In the United States, the speed with which a mother recovers from birth and “gets her body back” is measured in weeks, not months. Magazines flaunt celebrities who lost the baby weight in just 2 weeks, dashed back to work after a mere month, while effortlessly bouncing a baby on their hip. Women are expected to return to work 6 weeks after giving birth, just as if nothing had happened. We are one of the only cultures that does not value the importance of slowing down and asking for support in the postpartum year. I would like to help change that. Here are ten tips for how you can enhance your physical, emotional and mental health in the first year after giving birth – whether this is your first or fifth baby.
Stay in Bed
As long as you can! Take all the help you can get in the first year after your baby/babies are born, and don’t feel guilty about it. A midwife I know has this rule of thumb: 1st week – in the bed, 2nd week -‐ around the bed, 3rd week around the house, 4th week around the block. Then it’s baby steps from that point on. Resist the urge to “bounce right back.” Take naps.
Meditation doubles oxygen to the brain and will give you sanity when you feel crazy. Find a class, a book, or just sit and focus on your breath. There are as many methods of meditation as there are parenting styles. Pick one that works for you. A wonderful introduction to meditation for mothers is “The Intuitive Mother” by Dr. Niki Elliott.
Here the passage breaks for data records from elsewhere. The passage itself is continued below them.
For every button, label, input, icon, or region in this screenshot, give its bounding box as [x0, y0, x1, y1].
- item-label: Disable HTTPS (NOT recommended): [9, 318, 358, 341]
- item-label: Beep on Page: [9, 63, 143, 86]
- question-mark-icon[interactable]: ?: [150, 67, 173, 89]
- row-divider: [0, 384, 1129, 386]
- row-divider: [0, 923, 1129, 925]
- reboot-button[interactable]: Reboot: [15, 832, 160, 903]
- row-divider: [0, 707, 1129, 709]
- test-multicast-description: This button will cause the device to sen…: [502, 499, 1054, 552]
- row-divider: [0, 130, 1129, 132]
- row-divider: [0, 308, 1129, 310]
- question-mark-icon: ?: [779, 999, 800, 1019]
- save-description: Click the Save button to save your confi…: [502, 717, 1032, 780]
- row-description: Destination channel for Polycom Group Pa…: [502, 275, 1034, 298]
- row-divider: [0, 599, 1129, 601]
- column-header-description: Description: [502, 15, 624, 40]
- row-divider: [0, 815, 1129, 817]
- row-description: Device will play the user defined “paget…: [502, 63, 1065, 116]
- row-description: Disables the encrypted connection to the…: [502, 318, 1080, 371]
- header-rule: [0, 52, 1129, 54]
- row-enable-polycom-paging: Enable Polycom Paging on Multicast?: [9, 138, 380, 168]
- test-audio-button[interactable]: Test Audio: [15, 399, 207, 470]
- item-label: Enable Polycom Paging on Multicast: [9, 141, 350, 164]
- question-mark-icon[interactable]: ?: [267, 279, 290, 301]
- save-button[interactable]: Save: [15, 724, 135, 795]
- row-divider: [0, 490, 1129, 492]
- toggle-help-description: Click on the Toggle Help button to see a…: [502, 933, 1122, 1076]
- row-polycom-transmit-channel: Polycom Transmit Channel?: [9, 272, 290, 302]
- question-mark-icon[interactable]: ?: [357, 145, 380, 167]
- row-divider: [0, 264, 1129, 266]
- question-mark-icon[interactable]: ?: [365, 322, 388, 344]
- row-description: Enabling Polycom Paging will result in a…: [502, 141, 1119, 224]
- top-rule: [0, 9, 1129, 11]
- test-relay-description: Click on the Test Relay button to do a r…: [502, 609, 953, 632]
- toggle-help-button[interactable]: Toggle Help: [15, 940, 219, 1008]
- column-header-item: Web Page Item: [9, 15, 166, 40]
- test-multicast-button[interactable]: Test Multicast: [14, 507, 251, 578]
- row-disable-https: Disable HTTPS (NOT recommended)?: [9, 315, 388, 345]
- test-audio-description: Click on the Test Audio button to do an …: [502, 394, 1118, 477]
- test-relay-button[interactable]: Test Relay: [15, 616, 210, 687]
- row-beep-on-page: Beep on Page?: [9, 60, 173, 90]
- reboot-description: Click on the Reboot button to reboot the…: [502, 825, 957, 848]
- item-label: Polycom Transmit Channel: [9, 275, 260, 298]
Acupuncture is a painless, drug-free way to help mothers recover from childbirth. Acupuncture regulates hormonal fluctuations, treats pain, insomnia, anxiety, stress, helps with lactation problems…and makes you feel like you had a 3 hour nap. Click here to find an acupuncturist in your area and search your zip code. Make sure your acupuncturist specializes in the childbearing cycle.
Ask for Help
Involving your partner, family and friends in your journey into new motherhood is an essential part of holistic self-care. It’s hard to admit we need help, but all new parents do. With a new baby at home, finding time to take care of yourself becomes challenging. Most of us put ourselves at the bottom of the priority list. Perhaps you could ask a friend to watch your kids while you do something loving for yourself, and then return the favor when you feel ready.
Talk it Out
Sharing your feelings during this emotional time of transition is crucial. According to Traditional Chinese Medicine, the emotions reside in the blood; when we are blood-deficient, after giving birth, we are more prone to big waves of emotions. Giving voice to big feelings prevents them from getting lodged in the blood and leading to pathology. Some moms seek peer support through a local Mom’s group or an online forum, others are more comfortable talking to a therapist, and some find solace in a spiritual counselor or place of worship. There is no right answer. Do know that whatever you’re feeling, there’s another mom who has had it too and can give you empathy.
Eat Real Food
Including slow-cooked stews, meat on the bone, COOKED dark leafy greens, rice and beans, root vegetables, fresh fruit, seaweed, good fats such as avocado and coconut oil. Focus on nutrient-dense foods. Avoid processed foods and refined sugars. This will help you recover from the loss of Blood and Qi, and will nourish your breast milk if you’re nursing. Consider placenta encapsulation: according to Chinese Medicine, consuming placenta in the weeks postpartum nourishes Qi, Blood, Yin and Yang, and is an excellent way to recover from childbirth and prevent postpartum depression.
Connect with Your Partner
Both with and without the baby. The importance of date nights cannot be overstated.
You know that exercise raises serotonin levels, which is great when you’re struggling to feel normal again after the birth of a child. (Lying on the kitchen floor hysterically crying? You’re not alone!) Exercise also moves Qi and Blood, which is essential when you’re spending long hours holding, feeding, bouncing a baby and possibly also tending to older children. Stop holding yourself to your pre-baby standards. Find some type of exercise routine that gets your heart rate up, gets you out of the house, and gives you that awesome serotonin rush.
Trust Your Intuition
If your inner voice is yelling at you loud and clear – about anything – it’s probably right. Don’t over-think a strong intuition: follow it.
Journaling is a therapeutic way to cope with the overwhelm of the first year of becoming a parent, or the first year of fitting a new baby into the home that already has other children. Try using Morning Pages, a notebook, or an app – whatever gets you writing something (even just one sentence!) every day. No one but you has to read it, so don’t worry about how your writing voice sounds. You’ll forget so much of the first year; writing about what’s going on in the moment will help you remember the little moments.